Education, Higher--Research

Model
Digital Document
Publisher
Florida Atlantic University
Description
The cross-validated classification accuracy of predictive discriminant analysis (PDA) and logistic regression (LR) models was compared for the two-group classification problem. Thirty-four real data sets varying in number of cases, number of predictor variables, degree of group separation, relative group size, and equality of group covariance matrices were employed for the comparison. PDA models were built based on assumptions of multivariate normality and equal covariance matrices, and cases were classified using Tatsuoka's (1988, p. 351) minimum chi square rule.
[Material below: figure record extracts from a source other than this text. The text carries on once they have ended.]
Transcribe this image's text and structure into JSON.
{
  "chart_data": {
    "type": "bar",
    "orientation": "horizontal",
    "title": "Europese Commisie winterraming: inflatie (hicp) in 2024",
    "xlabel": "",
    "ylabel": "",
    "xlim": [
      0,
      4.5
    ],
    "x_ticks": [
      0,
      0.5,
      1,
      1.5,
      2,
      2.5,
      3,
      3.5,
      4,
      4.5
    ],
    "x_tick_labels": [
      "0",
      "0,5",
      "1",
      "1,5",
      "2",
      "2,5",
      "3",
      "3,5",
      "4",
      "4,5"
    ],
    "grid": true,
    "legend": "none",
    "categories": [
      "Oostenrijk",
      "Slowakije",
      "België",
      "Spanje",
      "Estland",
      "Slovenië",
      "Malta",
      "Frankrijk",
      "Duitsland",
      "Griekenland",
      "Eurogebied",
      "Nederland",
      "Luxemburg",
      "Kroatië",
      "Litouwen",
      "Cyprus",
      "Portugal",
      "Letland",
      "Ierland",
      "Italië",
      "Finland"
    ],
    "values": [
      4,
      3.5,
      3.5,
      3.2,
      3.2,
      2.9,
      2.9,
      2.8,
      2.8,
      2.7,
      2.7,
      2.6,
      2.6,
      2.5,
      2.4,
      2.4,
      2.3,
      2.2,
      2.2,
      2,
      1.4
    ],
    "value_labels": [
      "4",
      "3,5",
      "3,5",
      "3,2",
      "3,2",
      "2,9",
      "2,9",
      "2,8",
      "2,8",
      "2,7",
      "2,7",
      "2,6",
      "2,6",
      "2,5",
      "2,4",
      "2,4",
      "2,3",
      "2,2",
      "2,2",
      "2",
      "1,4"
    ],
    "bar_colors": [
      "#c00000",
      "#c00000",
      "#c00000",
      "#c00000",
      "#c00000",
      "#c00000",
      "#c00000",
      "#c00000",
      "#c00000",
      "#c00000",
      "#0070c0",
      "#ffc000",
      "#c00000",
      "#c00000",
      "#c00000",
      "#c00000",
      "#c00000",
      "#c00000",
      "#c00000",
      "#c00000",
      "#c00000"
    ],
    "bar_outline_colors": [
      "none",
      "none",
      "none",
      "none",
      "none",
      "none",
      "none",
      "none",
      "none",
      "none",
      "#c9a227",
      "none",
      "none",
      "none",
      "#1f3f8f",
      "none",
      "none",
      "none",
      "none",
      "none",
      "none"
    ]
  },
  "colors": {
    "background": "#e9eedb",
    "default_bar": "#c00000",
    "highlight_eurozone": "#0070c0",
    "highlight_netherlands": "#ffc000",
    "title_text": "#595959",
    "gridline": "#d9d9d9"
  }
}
LR models were built using the International Mathematical and Statistical Library (IMSL) subroutine Categorical Generalized Linear Model (CTGLM), available with the 32-bit Microsoft Fortran v4.0 Powerstation. CTGLM uses a nonlinear approximation technique (Newton-Raphson) to determine maximum likelihood estimates of model parameters. The group with the higher log-likelihood probability was used as the LR prediction. Cross-validated hit-rate accuracy of PDA and LR models was estimated using the leave-one-out procedure. McNemar's (1947) statistic for correlated proportions was used in the statistical comparisons of PDA and LR hit rate estimates for separate-group and total-sample proportions (z = 2.58, a =.01). Total-sample and separate-group cross-validated classification accuracy obtained by PDA was not significantly different from that obtained by LR in any of the 31 data sets for which maximum likelihood estimates of LR model parameters could be calculated. This was true regardless of assumptions made about population sizes (i.e., equal or unequal). Neither theoretical nor data-based considerations were helpful in predicting these results. Although it does not appear from these data to make a difference which classification model is used, use of the method described in this study for comparing PDA and LR models will enable researchers to select the optimal classification model for a specific data set, regardless of data conditions.